Living with obesity can negatively impact one’s function at work, which can compromise one’s overall HRQOL. Patients living with obesity may feel stigmatized at work and have fewer opportunities than their colleagues, and improving work opportunities is an important factor to seek weight loss treatment [36, 42]. Patients who underwent bariatric surgery endorsed improvement of work opportunities, effectiveness at work, and increased recognition by their colleagues [4347]. The BODY-Q work life scale is a rigorously developed PROM that assesses these obesity-associated work life experiences that are closely related with health-related quality of life.
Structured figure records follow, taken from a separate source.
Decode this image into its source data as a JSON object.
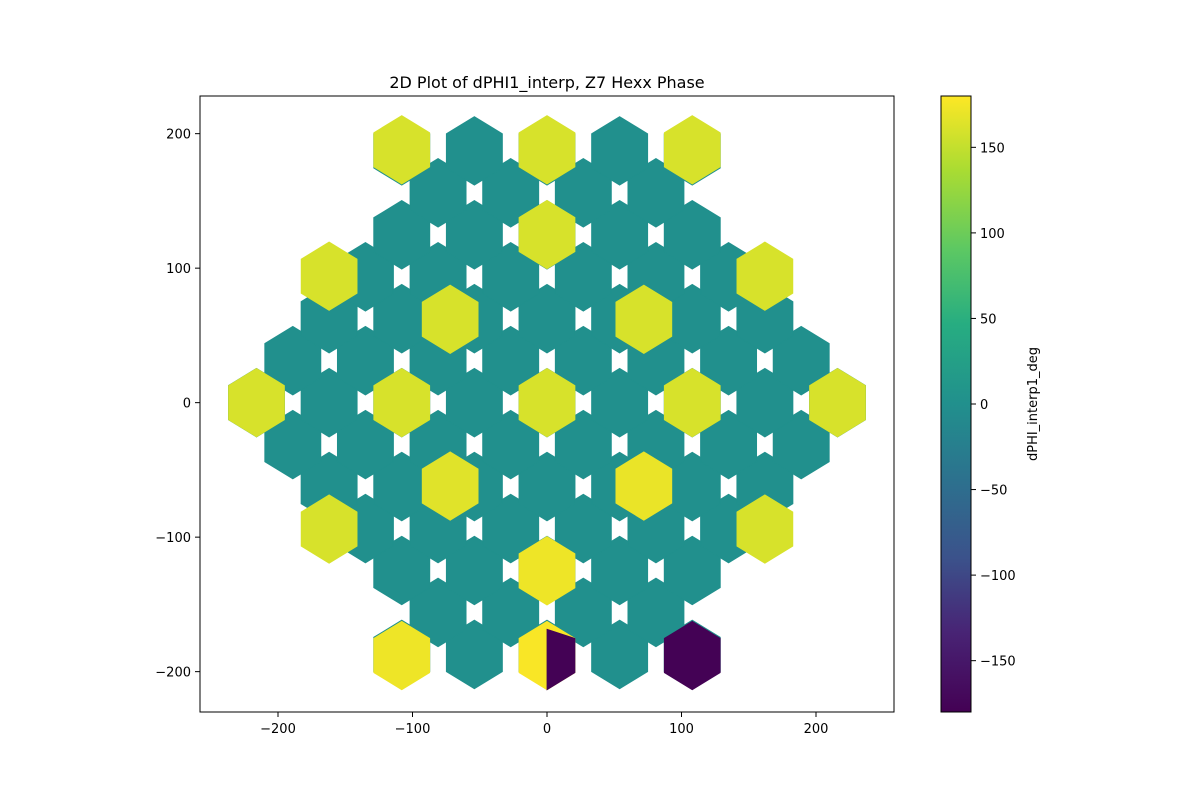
{
  "chart_data": {
    "type": "heatmap",
    "title": "2D Plot of dPHI1_interp, Z7 Hexx Phase",
    "xlabel": "",
    "ylabel": "",
    "xlim": [
      -258,
      258
    ],
    "ylim": [
      -230,
      228
    ],
    "x_ticks": [
      -200,
      -100,
      0,
      100,
      200
    ],
    "y_ticks": [
      -200,
      -100,
      0,
      100,
      200
    ],
    "x_tick_labels": [
      "−200",
      "−100",
      "0",
      "100",
      "200"
    ],
    "y_tick_labels": [
      "−200",
      "−100",
      "0",
      "100",
      "200"
    ],
    "grid": false,
    "colorbar": {
      "label": "dPHI_interp1_deg",
      "range": [
        -180,
        180
      ],
      "ticks": [
        150,
        100,
        50,
        0,
        -50,
        -100,
        -150
      ],
      "tick_labels": [
        "150",
        "100",
        "50",
        "0",
        "−50",
        "−100",
        "−150"
      ],
      "colormap": "viridis"
    },
    "hex_radius": 24,
    "background_value": 0,
    "background_color": "#21908d",
    "cells": [
      {
        "x": -108,
        "y": 188,
        "value": 160
      },
      {
        "x": 0,
        "y": 188,
        "value": 160
      },
      {
        "x": 108,
        "y": 188,
        "value": 160
      },
      {
        "x": 0,
        "y": 125,
        "value": 160
      },
      {
        "x": -162,
        "y": 94,
        "value": 160
      },
      {
        "x": 162,
        "y": 94,
        "value": 160
      },
      {
        "x": -72,
        "y": 62,
        "value": 160
      },
      {
        "x": 72,
        "y": 62,
        "value": 160
      },
      {
        "x": -216,
        "y": 0,
        "value": 160
      },
      {
        "x": -108,
        "y": 0,
        "value": 160
      },
      {
        "x": 0,
        "y": 0,
        "value": 160
      },
      {
        "x": 108,
        "y": 0,
        "value": 160
      },
      {
        "x": 216,
        "y": 0,
        "value": 160
      },
      {
        "x": -72,
        "y": -62,
        "value": 165
      },
      {
        "x": 72,
        "y": -62,
        "value": 170
      },
      {
        "x": -162,
        "y": -94,
        "value": 160
      },
      {
        "x": 162,
        "y": -94,
        "value": 160
      },
      {
        "x": 0,
        "y": -125,
        "value": 172
      },
      {
        "x": -108,
        "y": -188,
        "value": 172
      },
      {
        "x": 108,
        "y": -188,
        "value": -178
      },
      {
        "x": 0,
        "y": -188,
        "value": 178,
        "split_value": -178
      }
    ]
  }
}
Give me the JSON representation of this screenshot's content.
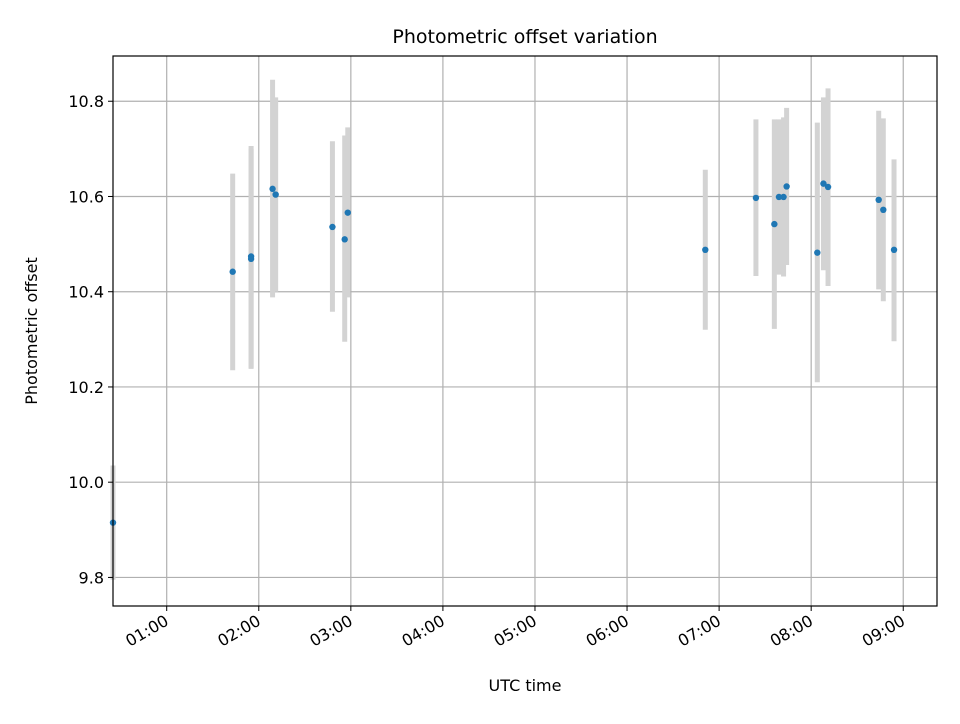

There were some limitations to this study. First, we used an online platform (Prolific) as part of our research study to recruit participants. While the advantage of Prolific is that a large sample of participants can be recruited in a short period of time, a disadvantage is that the sample included more Caucasian participants than the US clinical sample, and the number of Canadian participants was limited. In addition, although we collected BMI information for the Prolific sample, questions about bariatric surgery or other weight loss treatments and waist circumference or body composition were not included in the survey. Furthermore, we did not collect data on medication that could have affected for example appetite or mood. Second, given that smaller numbers of participants were pre-bariatric, we did not have enough data to examine DIF and test-retest reliability for the expectations scale. Third, the study data were cross-sectional, which is appropriate for PROM development. However, longitudinal studies using the new scales are necessary to assess ability to measure change and to determine minimal important difference.

Conclusion

The new BODY-Q scales enable rigorous assessment of outcomes that are particularly relevant to patients who live with obesity or undergo weight loss treatment. These scales equip clinicians and researchers with measurement instruments that can promote high-quality, patient-centered care.